Monday 26 October 2015

The Nature of Paradox


At first my reaction involved thinking that this person was clearly confused, but then I wondered if, perhaps, I think about paradoxes in a slightly different way to most people.  If that is so, then I should clarify what I mean when I use the term "paradox".

I've actually written about paradoxes a few times (Patently Paradoxical Pabst's Perplexing Performance, WLC Takes Us for a Ride, There is no Twin Paradox, Immovability and a series on the Bertrand Paradox) but it was in my response to Melchior regarding the Bertrand Paradox that, possibly, I have most clearly articulated my position on what a paradox means.

Let me try again.

As far as I am concerned, thinking only about the strictest meaning of the term "paradox", if a statement is paradoxical then it is:

  • wrong,
  •  self-referential, or
  •  self-referential and wrong

If you are thinking through the logic associated with a proposition and you come across a paradox, then there is something wrong with either the proposition or your thinking about it.  (Note that we can use paradoxes to identify where our thinking is incorrect, but we can't use them to bootstrap the non-existent into existence.)  For this reason, I tend to think in terms of resolving a paradox - which means identifying the problem in thinking that leads to the appearance of a paradox.  Once you've eliminated the problem, then you no longer have a paradox.

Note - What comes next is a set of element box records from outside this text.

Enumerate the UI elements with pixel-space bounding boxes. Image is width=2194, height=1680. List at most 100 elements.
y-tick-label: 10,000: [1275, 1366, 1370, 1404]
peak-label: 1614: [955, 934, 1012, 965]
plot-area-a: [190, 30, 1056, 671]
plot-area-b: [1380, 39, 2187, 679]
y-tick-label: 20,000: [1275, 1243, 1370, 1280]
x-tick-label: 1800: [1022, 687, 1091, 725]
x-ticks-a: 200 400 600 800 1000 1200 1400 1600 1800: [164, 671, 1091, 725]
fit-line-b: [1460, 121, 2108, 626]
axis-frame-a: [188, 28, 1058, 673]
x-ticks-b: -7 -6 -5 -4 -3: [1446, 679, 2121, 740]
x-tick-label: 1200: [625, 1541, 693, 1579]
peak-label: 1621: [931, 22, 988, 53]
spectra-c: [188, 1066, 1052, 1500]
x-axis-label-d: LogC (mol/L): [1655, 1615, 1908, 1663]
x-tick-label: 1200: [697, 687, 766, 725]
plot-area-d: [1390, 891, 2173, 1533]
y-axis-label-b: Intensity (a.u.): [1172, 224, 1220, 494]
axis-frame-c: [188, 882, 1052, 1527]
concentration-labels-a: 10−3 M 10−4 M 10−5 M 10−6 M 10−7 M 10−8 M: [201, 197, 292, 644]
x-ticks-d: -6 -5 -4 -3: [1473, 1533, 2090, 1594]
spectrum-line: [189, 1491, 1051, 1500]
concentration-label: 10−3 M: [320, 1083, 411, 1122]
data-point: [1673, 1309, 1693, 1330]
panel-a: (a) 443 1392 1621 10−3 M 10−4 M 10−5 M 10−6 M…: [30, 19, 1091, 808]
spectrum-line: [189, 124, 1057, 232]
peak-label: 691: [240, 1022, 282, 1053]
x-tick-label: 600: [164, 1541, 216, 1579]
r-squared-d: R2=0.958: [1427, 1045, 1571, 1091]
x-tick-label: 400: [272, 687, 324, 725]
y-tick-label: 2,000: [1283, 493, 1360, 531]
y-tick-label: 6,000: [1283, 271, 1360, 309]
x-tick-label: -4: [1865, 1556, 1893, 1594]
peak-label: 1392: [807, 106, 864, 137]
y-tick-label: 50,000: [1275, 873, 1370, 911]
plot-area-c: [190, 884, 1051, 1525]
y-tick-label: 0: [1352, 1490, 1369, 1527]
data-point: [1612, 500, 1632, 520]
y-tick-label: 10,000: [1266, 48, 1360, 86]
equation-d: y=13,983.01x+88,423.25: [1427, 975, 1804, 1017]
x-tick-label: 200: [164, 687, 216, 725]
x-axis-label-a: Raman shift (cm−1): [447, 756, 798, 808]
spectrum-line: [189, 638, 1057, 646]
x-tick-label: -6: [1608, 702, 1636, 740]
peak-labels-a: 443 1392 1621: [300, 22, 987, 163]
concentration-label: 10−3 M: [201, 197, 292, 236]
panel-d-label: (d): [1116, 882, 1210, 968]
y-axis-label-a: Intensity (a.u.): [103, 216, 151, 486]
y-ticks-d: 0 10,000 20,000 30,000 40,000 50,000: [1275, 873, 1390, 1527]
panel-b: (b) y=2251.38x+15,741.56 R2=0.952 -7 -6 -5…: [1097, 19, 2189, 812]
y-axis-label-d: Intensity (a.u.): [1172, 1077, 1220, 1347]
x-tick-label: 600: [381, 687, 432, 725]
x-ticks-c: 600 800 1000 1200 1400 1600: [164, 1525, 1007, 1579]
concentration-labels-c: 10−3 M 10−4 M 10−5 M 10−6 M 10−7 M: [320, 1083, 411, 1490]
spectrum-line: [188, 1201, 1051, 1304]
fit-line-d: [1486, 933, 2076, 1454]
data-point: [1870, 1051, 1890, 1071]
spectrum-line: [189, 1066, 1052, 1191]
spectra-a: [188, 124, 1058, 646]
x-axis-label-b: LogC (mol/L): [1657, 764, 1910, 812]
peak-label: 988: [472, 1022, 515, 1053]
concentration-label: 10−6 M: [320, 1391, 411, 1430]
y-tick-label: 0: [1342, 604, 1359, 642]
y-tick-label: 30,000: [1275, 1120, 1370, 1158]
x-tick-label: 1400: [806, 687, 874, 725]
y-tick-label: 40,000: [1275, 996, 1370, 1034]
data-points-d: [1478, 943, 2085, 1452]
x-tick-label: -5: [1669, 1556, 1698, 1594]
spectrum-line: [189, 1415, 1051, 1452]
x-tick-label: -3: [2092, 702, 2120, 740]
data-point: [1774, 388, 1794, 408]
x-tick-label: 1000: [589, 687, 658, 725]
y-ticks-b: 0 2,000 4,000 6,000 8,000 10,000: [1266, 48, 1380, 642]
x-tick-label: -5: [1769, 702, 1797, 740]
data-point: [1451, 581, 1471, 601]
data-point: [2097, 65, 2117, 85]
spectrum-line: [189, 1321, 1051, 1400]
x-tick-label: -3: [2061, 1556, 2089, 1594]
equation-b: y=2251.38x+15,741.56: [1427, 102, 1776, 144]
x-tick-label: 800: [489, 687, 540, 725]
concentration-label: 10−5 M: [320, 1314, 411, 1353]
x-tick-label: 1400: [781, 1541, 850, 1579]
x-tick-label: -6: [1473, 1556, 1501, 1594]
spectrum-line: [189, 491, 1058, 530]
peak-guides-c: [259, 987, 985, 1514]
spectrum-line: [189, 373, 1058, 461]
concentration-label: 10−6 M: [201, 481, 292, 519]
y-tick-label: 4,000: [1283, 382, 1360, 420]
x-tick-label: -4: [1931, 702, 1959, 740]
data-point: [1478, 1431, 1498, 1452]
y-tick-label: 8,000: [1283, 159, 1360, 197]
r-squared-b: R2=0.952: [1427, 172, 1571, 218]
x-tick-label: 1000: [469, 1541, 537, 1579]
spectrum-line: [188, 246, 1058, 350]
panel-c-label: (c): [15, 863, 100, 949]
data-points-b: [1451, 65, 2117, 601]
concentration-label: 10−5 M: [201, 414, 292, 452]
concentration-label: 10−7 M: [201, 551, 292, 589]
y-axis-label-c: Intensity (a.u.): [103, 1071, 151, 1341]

There are some paradoxes for which the problem cannot really be eliminated, because a statement is in some sense self-referential, but these tend to be either meaningless or vague.  An example is the classic "this statement is false".  Sure, it's paradoxical, but it's also meaningless, since it refers only to itself.  Another is the even more classic "all Cretans are liars" (as spoken by a Cretan).  It's only paradoxical if you define "liar" to mean a person who always lies, as opposed to the rather more accurate, if also somewhat vague definition - namely someone who lies (with some undefined frequency).

Where a paradox is meaningful (at least in some sense), it tends to arise because of limitations on logic.  Russell's paradox, for example, is self-referential, but it's not meaningless because of its application to set theory. That said, it did show that naïve set theory was flawed, so it is amenable to a trivial resolution.  Another paradox that can be trivially resolved is the paradox of the stone.  The paradox hangs on the notion of omnipotence.  Once you accept the fact that omnipotent beings can't exist, the "paradox" dissipates.

It's worth nothing that logic works within a framework.  For example, we could look at a simple syllogism:

(Major Premise) if A then B → (Minor Premise) A → (Conclusion) therefore B

Using this form, we could conclude that, given that I have walked the dogs, the dogs will be tired.  What we can't conclude, using this syllogism, is that the form of the syllogism is true and valid.  Trying to avoid the assumption that the form of the syllogism is true and valid leads to a sort of paradox:
if a syllogism of the form
  • if A then B → A → therefore B
is true and valid then the syllogism
  • if I have walked the dogs then the dogs will be tired → I have walked the dogs → therefore the dogs will be tired
will be true and valid
a syllogism of the form
  • if A then B A therefore B
is true and valid 
therefore the syllogism
  • if I have walked the dogs then the dogs will be tired → I have walked the dogs → therefore the dogs will be tired
will be true and valid

While this seems to be saying that the conclusion is conditional on the truth of the minor premise, which is always the case for syllogisms of this form, the whole structure itself is in the form of the syllogism that is the subject of the minor premise (as shown by the colour coding, showing Major Premise, Minor Premise and Conclusion).

Now when I say this is a "sort of" paradox, I don't mean that it is necessarily an "actual" paradox.  Remember I said that we can use paradoxes to identify where our thinking is incorrect.  What this means is that we have falsifiability.  If this structure ever fails, then we say that we have falsified this form of syllogism.  It's about as scientifically rigorous as you can get, as well as being logically rigorous.

Similarly, we can test science scientifically and we do so all the time.  Our working hypothesis is that the scientific method always works - and this is a falsifiable hypothesis.  If we come across any situation in which rigorous application of the scientific method doesn't work, then (pseudo-paradoxically) we will have used the scientific method to show that the scientific method doesn't always work.  Good luck with that!